- Original title: Death of a Honey-Blonde
- Country: United States
- Language: English
- Genre: mystery

Publication
- Published in: The Saint Detective Magazine
- Publication type: Periodical
- Publisher: Fiction Publishing
- Media type: Print (magazine)
- Publication date: June 1956

= What's in a Name? (short story) =

"What's in a Name?" is a mystery short story by American writer Isaac Asimov. It first appeared in the June 1956 issue of The Saint Detective Magazine under the title Death of a Honey-Blonde and was reprinted in the 1968 collection Asimov's Mysteries under its original title.

The title is from William Shakespeare's Romeo and Juliet (Act 2, scene 2): "What's in a name? that which we call a rose/
By any other name would smell as sweet".

==Plot summary==
A detective arrives to investigate a mysterious death at Carmody University.

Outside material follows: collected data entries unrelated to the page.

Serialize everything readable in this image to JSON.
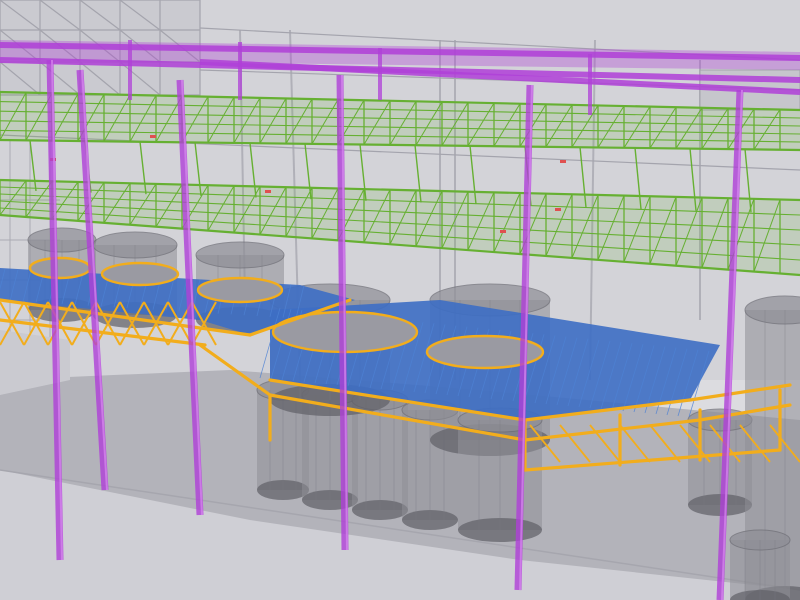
{
  "viewport": {
    "description_hidden": "",
    "colors": {
      "background": "#dcdce0",
      "ghost_structure": "#9a9aa4",
      "ghost_fill": "#b9b9c2",
      "tank": "#8e8e96",
      "tank_dark": "#5f5f66",
      "floor": "#b6b6bd",
      "purple_columns": "#b040d8",
      "green_truss": "#66b032",
      "orange_steel": "#f2ad1c",
      "blue_deck": "#3d6ec4",
      "deck_grating": "#4e82d4",
      "red_accent": "#e05050"
    },
    "layers": [
      {
        "name": "ghost-building",
        "color_key": "ghost_structure"
      },
      {
        "name": "storage-tanks",
        "color_key": "tank"
      },
      {
        "name": "main-pipe-columns",
        "color_key": "purple_columns"
      },
      {
        "name": "upper-pipe-rack",
        "color_key": "green_truss"
      },
      {
        "name": "platform-framing",
        "color_key": "orange_steel"
      },
      {
        "name": "platform-deck",
        "color_key": "blue_deck"
      }
    ]
  }
}
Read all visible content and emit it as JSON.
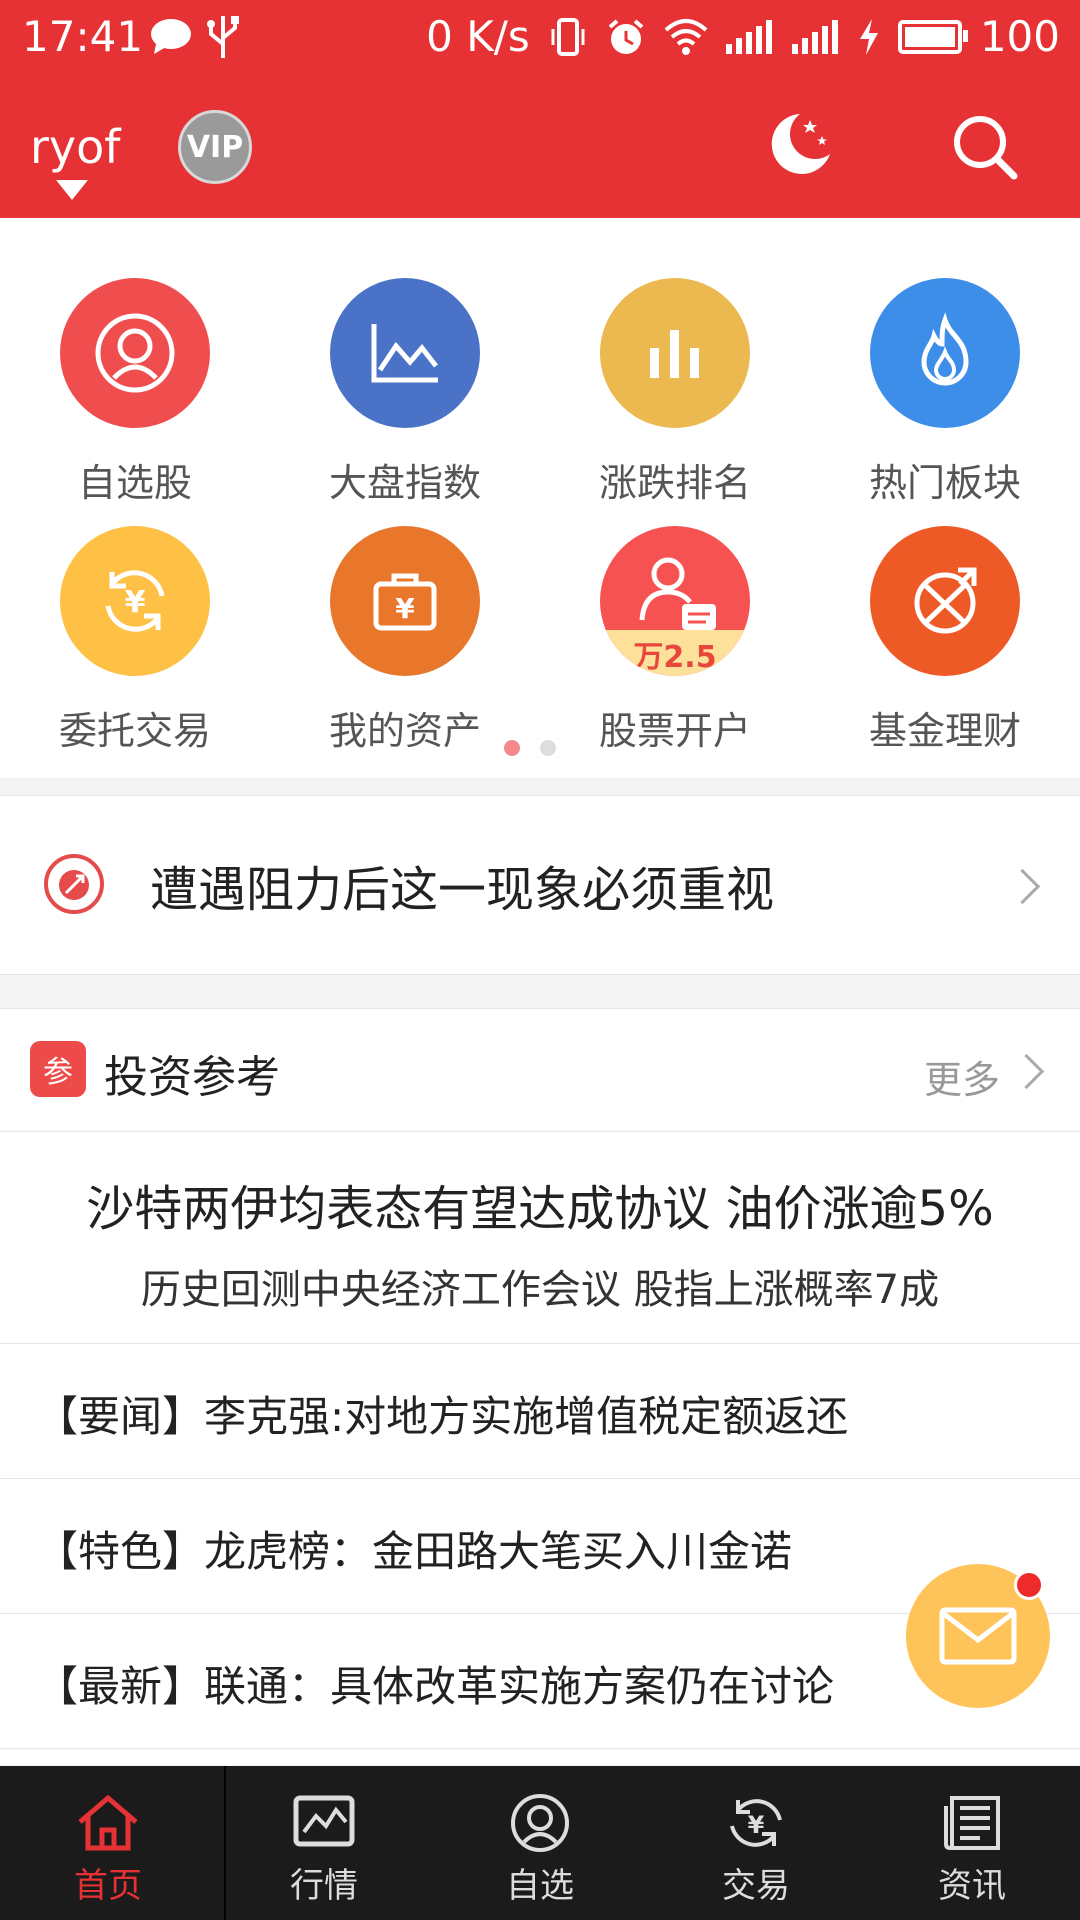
{
  "status_bar": {
    "time": "17:41",
    "net_speed": "0 K/s",
    "battery": "100",
    "icons": [
      "message-icon",
      "usb-icon",
      "vibrate-icon",
      "alarm-icon",
      "wifi-icon",
      "signal-icon",
      "signal-icon",
      "charging-icon",
      "battery-icon"
    ]
  },
  "header": {
    "username": "ryof",
    "vip_label": "VIP",
    "icons": [
      "night-mode-icon",
      "search-icon"
    ]
  },
  "grid": {
    "items": [
      {
        "label": "自选股",
        "color": "#f04d4e",
        "icon": "user-icon"
      },
      {
        "label": "大盘指数",
        "color": "#4a73c8",
        "icon": "line-chart-icon"
      },
      {
        "label": "涨跌排名",
        "color": "#ebb950",
        "icon": "bar-chart-icon"
      },
      {
        "label": "热门板块",
        "color": "#3d8ee8",
        "icon": "flame-icon"
      },
      {
        "label": "委托交易",
        "color": "#fec045",
        "icon": "yuan-exchange-icon"
      },
      {
        "label": "我的资产",
        "color": "#e8772c",
        "icon": "briefcase-icon"
      },
      {
        "label": "股票开户",
        "color": "#f75252",
        "icon": "open-account-icon",
        "badge": "万2.5"
      },
      {
        "label": "基金理财",
        "color": "#ee5a26",
        "icon": "fund-icon"
      }
    ],
    "page_count": 2,
    "page_index": 0
  },
  "headline": {
    "text": "遭遇阻力后这一现象必须重视"
  },
  "invest": {
    "badge": "参",
    "title": "投资参考",
    "more": "更多",
    "featured_main": "沙特两伊均表态有望达成协议 油价涨逾5%",
    "featured_sub": "历史回测中央经济工作会议 股指上涨概率7成",
    "news": [
      "【要闻】李克强:对地方实施增值税定额返还",
      "【特色】龙虎榜：金田路大笔买入川金诺",
      "【最新】联通：具体改革实施方案仍在讨论"
    ]
  },
  "tabs": [
    {
      "label": "首页",
      "icon": "home-icon",
      "active": true
    },
    {
      "label": "行情",
      "icon": "market-icon",
      "active": false
    },
    {
      "label": "自选",
      "icon": "watchlist-icon",
      "active": false
    },
    {
      "label": "交易",
      "icon": "trade-icon",
      "active": false
    },
    {
      "label": "资讯",
      "icon": "news-icon",
      "active": false
    }
  ],
  "colors": {
    "brand_red": "#e63234",
    "tabbar_bg": "#1b1b1b",
    "fab": "#fec45a"
  }
}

Louella-Marie Busch and Susan Morey were known as the "library twins" due to their similar appearance and work at the science reference library. Busch is dead after drinking tea laced with potassium cyanide. The detective proves, with a professor's help, that it was the survivor, Morey, who prepared the tea by showing that she did not know the name of the one person who inquired at the reference desk while the tea was being prepared, a furrier named Ernest Beilstein. Professor Rodney alleges that Morey could not possibly have forgotten this due to the coincidence of his sharing a name with Beilstein's Handbook of Organic Chemistry, a sixty volume encyclopedia of chemical compounds and reactions.